Gastric bypass procedures (GBP) are any of a group of similar operations used to treat morbid obesity—the severe accumulation of excess weight as fatty tissue—and the health problems (co-morbidities) it causes. Bariatric surgery is the term encompassing all of the surgical treatments for morbid obesity, not just gastric bypasses, which make up only one class of such operations.
A gastric bypass first divides the stomach into a small upper pouch and a much larger, lower "remnant" pouch and then re-arranges the small intestine to allow both pouches to stay connected to it. Surgeons have developed several different ways to reconnect the intestine, thus leading to several different GBP names. Any GBP leads to a marked reduction in the functional volume of the stomach, accompanied by an altered physiological and psychological response to food. The resulting weight loss, typically dramatic, markedly reduces co-morbidities. The long-term mortality rate of gastric bypass patients has been shown to be reduced by up to 40%; however, slightly higher risk and complications are common and surgery-related death occurs within one month in 2% of patients.
Variations of the gastric bypass:
Video For Gastric Bypass:
Laparoscopic Gastric Bypass
Gastric bypass, Roux en-Y (proximal)
This variant is the most commonly employed gastric bypass technique, and is by far the most commonly performed bariatric procedure in the United States. It is the operation which is least likely to result in nutritional difficulties. The small bowel is divided about 45 cm (18 in) below the lower stomach outlet, and is re-arranged into a Y-configuration, to enable outflow of food from the small upper stomach pouch, via a "Roux limb". In the proximal version, the Y-intersection is formed near the upper (proximal) end of the small bowel. The Roux limb is constructed with a length of 80 to 150 cm (31 to 59 in), preserving most of the small bowel for absorption of nutrients. The patient experiences very rapid onset of a sense of stomach-fullness, followed by a feeling of growing satiety, or "indifference" to food, shortly after the start of a meal.
Gastric bypass, Roux en-Y (distal)
The normal small bowel is 600 to 1,000 cm (20 to 33 ft) in length. As the Y-connection is moved farther down the gastrointestinal tract, the amount of bowel capable of fully absorbing nutrients is progressively reduced, in pursuit of greater effectiveness of the operation. The Y-connection is formed much closer to the lower (distal) end of the small bowel, usually 100 to 150 cm (39 to 59 in) from the lower end of the bowel, causing reduced absorption (mal-absorption) of food, primarily of fats and starches, but also of various minerals, and the fat-soluble vitamins. The unabsorbed fats and starches pass into the large intestine, where bacterial actions may act on them to produce irritants and malodorous gases. These increasing nutritional effects are traded for a relatively modest increase in total weight loss.

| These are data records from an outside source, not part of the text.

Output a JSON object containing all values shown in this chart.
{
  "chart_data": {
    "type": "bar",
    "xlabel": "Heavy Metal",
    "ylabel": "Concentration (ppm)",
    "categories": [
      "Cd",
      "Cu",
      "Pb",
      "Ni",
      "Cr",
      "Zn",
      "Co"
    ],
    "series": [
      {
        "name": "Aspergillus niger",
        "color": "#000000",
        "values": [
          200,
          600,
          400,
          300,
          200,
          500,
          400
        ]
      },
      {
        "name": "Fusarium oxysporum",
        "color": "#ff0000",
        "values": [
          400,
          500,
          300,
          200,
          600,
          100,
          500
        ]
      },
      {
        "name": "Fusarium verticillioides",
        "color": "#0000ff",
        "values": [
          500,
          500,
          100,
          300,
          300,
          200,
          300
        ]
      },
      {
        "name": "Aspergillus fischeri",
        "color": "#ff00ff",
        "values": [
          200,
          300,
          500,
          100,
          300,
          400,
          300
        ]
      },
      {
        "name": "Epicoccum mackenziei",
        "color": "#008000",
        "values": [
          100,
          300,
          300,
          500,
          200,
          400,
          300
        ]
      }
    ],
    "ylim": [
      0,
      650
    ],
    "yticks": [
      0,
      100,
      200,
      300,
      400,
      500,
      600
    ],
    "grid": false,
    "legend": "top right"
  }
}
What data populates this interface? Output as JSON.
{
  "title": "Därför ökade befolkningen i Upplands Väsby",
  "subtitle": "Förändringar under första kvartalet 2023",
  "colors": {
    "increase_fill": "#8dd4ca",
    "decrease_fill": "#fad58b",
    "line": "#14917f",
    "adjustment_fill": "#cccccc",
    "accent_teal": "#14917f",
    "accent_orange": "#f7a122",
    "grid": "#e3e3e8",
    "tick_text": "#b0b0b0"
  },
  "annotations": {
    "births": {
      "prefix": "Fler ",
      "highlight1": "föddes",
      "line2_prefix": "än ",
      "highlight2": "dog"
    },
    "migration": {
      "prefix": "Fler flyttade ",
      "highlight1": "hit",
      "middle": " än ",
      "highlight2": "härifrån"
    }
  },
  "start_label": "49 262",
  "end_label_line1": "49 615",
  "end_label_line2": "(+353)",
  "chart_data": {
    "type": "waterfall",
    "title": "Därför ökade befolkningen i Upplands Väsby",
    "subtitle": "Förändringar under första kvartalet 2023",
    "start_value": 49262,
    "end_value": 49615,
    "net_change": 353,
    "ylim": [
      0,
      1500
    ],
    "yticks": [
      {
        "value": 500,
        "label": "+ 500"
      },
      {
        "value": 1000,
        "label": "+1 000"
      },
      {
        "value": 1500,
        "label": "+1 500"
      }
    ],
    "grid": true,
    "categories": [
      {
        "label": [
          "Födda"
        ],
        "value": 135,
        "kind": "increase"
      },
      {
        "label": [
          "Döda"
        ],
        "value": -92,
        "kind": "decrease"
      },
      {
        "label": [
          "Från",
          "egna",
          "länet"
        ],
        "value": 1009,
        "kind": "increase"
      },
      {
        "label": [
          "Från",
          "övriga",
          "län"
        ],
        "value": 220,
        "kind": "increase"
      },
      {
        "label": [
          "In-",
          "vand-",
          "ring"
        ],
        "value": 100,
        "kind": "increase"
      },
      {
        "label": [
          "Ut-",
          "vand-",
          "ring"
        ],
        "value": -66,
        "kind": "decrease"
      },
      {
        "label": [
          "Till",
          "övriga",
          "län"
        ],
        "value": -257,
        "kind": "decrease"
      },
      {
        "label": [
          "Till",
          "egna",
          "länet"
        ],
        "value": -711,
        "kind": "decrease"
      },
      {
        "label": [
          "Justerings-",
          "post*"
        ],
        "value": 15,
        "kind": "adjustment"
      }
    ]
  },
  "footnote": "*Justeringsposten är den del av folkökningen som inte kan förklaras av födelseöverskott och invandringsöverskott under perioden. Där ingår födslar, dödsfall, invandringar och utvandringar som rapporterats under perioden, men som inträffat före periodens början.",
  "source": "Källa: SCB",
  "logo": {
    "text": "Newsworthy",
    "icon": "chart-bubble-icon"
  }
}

Loop Gastric bypass ("Mini-gastric bypass")
The first use of the gastric bypass, in 1967, used a loop of small bowel for re-construction, rather than a Y-construction as is prevalent today. Although simpler to create, this approach allowed bile and pancreatic enzymes from the small bowel to enter the esophagus, sometimes causing severe inflammation and ulceration of either the stomach or the lower esophagus. If a leak into the abdomen occurs, this corrosive fluid can cause severe consequences. Numerous studies show the loop reconstruction (Billroth II gastrojejunostomy) works more safely when placed low on the stomach, but can be a disaster when placed adjacent to the esophagus. Thus even today thousands of "loops" are used for general surgical procedures such as ulcer surgery, stomach cancer and injury to the stomach, but bariatric surgeons abandoned use of the construction in the 1970s, when it was recognized that its risk is not justified for weight management.
The Mini-Gastric Bypass, which uses the loop reconstruction, has been suggested as an alternative to the Roux en-Y procedure, due to the simplicity of its construction, which reduced the challenge of laparoscopic surgery.
What Advantages does it have?
Laparoscopic Roux-en-Y Gastric Bypass is a surgery for those who have a body mass index of 40 kg/m2 and higher, or those whose BMI is above 35 and who suffer from co-morbidity associated to obesity. The age range is from 14 to 65; nevertheless, there can be exceptions to this rule.
Laparoscopic Roux-en-Y Gastric Bypass has the following advantages:
It does not require readjustments, only periodical control.
It is the most common bariatric surgery since weight loss and is very successful (close to 80% of excess weight).
Disadvantages are:
Possibility of surgical complications.
Occasional vomiting.
There might be the need for further surgical procedures.
Irreversible alteration in the gastrointestinal anatomy.